When it comes to off-road legends, in America we lay claim to the Jeep, the Bronco, the International Harvester Scout and a number of other four-wheeled brutes. So why is it that we’re still fascinated by the lore of the Brits and their own heritage overlanders?
Probably because they really know how to drive them into the ground, and then tell a good story about it over a pint. There’s the one about the Oxford and Cambridge students driving the Land Rover Series I from London to Singapore. There’s that time British special forces painted their Land Rovers pink for better camouflage in the deserts of Oman. And it’s not all about the precursor to the Defender; there’s the time Jimmy Page and Robert Plant took an Austin Champ up “into the misty mountains” to start writing Led Zeppelin III.
Never heard of the Austin Champ? It’s an essential part of English off-road history, built at the same time the Rover Company was developing the first Land Rover vehicles. The reason you probably missed it in your 4×4 education is because it was usurped by its brother in arms, as well as the vehicle it was inspired by: the American jeeps built for military use during World War II.

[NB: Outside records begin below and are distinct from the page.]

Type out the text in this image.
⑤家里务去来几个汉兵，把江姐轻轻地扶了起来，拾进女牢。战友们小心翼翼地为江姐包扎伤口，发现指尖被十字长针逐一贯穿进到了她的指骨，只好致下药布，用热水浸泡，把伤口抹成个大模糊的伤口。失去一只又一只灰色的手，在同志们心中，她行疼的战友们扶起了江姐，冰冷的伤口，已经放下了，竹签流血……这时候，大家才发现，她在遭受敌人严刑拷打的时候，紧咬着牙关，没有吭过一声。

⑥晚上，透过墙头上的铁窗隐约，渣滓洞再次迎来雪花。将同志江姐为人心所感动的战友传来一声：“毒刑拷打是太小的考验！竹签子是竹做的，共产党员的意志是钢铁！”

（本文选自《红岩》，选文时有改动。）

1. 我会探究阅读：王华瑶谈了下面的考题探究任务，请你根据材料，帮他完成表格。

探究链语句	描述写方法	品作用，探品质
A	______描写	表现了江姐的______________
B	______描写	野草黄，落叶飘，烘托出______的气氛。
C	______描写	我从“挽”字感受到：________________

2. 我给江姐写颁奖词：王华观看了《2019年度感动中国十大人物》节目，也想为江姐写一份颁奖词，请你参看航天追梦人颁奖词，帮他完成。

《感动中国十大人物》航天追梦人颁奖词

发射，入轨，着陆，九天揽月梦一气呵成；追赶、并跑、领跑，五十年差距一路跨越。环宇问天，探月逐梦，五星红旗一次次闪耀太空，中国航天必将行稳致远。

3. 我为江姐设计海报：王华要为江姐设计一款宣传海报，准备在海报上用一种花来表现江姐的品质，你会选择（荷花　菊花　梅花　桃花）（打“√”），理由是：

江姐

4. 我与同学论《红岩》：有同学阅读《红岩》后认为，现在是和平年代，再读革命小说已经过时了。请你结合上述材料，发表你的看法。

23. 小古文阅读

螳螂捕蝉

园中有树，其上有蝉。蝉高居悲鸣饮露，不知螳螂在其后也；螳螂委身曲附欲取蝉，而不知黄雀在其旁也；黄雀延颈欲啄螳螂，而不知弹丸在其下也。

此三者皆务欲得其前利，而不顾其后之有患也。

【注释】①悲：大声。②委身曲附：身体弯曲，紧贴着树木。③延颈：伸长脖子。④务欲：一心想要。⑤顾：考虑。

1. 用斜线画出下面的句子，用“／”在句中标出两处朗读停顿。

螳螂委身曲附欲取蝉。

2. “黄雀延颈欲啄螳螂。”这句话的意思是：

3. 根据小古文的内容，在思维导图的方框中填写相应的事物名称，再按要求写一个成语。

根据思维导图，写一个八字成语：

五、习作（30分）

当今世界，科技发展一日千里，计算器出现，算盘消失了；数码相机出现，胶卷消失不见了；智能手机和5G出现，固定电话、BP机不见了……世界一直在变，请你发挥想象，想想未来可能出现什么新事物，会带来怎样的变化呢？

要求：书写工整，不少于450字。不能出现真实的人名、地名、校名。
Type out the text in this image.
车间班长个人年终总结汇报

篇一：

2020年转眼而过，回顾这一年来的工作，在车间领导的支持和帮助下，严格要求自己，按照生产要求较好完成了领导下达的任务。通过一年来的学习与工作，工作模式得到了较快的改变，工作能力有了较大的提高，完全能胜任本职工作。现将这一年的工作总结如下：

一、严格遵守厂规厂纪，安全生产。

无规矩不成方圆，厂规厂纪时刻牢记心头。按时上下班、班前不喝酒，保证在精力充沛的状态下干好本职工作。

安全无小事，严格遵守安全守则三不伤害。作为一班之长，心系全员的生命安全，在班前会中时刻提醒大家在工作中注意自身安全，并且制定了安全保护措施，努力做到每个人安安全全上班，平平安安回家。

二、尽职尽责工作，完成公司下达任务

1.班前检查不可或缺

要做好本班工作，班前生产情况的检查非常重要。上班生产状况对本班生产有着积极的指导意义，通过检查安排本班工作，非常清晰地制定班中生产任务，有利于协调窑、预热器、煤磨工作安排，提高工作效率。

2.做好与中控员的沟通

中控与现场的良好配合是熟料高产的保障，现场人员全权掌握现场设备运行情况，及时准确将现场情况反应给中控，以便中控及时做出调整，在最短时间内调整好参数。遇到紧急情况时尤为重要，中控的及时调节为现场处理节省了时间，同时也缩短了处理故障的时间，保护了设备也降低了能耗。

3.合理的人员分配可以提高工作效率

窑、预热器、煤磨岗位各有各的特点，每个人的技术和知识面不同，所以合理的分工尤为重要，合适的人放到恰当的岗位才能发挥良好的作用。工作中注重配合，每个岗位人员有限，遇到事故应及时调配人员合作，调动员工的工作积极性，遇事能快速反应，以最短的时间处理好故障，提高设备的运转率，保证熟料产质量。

During the war, the U.S. supplied four-wheel-drive jeeps (this is long before the Jeep brand emerged) not only to our own troops but to the Allied Nations. But as Ben Branch recently explained at Silodrome, the Brits soon found “they needed to develop their own version using locally sourced materials and parts.”
This led to the creation of the Land Rover Series I as well as the Austin Motor Company’s Champ, full name “Truck 1/4- ton, CT, 4X4, Cargo and FFW, Austin Mk.1,” both of which started production after WWII. Branch dug up the beginnings of the latter as a 1952 model recently hit the auction block at Car & Classic Auctions. The sale has since ended, but the auction house is based out of the U.K. so American buyers likely wouldn’t have bothered; better to simply take the history lesson.
Yes, the Champ looks a lot like the Jeep you know and (maybe) love, what with the similar grille, headlight placement and fold-down windshield. But there are a number of ways Austin differentiated what they hoped would be a more capable machine, including five forward gears and five reverse gears, a Rolls-Royce 2838cc 4-cylinder engine, and waterproofing up the wazoo, which meant a folding snorkel that could be affixed to the right side of the hood and allow the vehicle to travel in up to six feet of water. According to Branch, that feature was later axed “as it was deemed not worth the extra cost.”
In fact, after starting production in 1951, the Austin Champ, a blatant Jeep ripoff, itself was axed in 1956 in favor of the Austin Gipsy, which was a blatant ripoff of the Land Rover. It’s no wonder, then, that Jeep and Land Rover are still going strong today, while the Austin Motor Company has not been heard from in a while (though there are rumors the people who hold the rights may be cooking up something electric).
But hey, over a decade after the Champ went out of production, the blokes from Led Zeppelin were still scooting around in one while in their prime, which just proves you can apply the rose-colored phrase “they don’t make ‘em like they used to” to just about any old-school 4×4, even the failed copycats.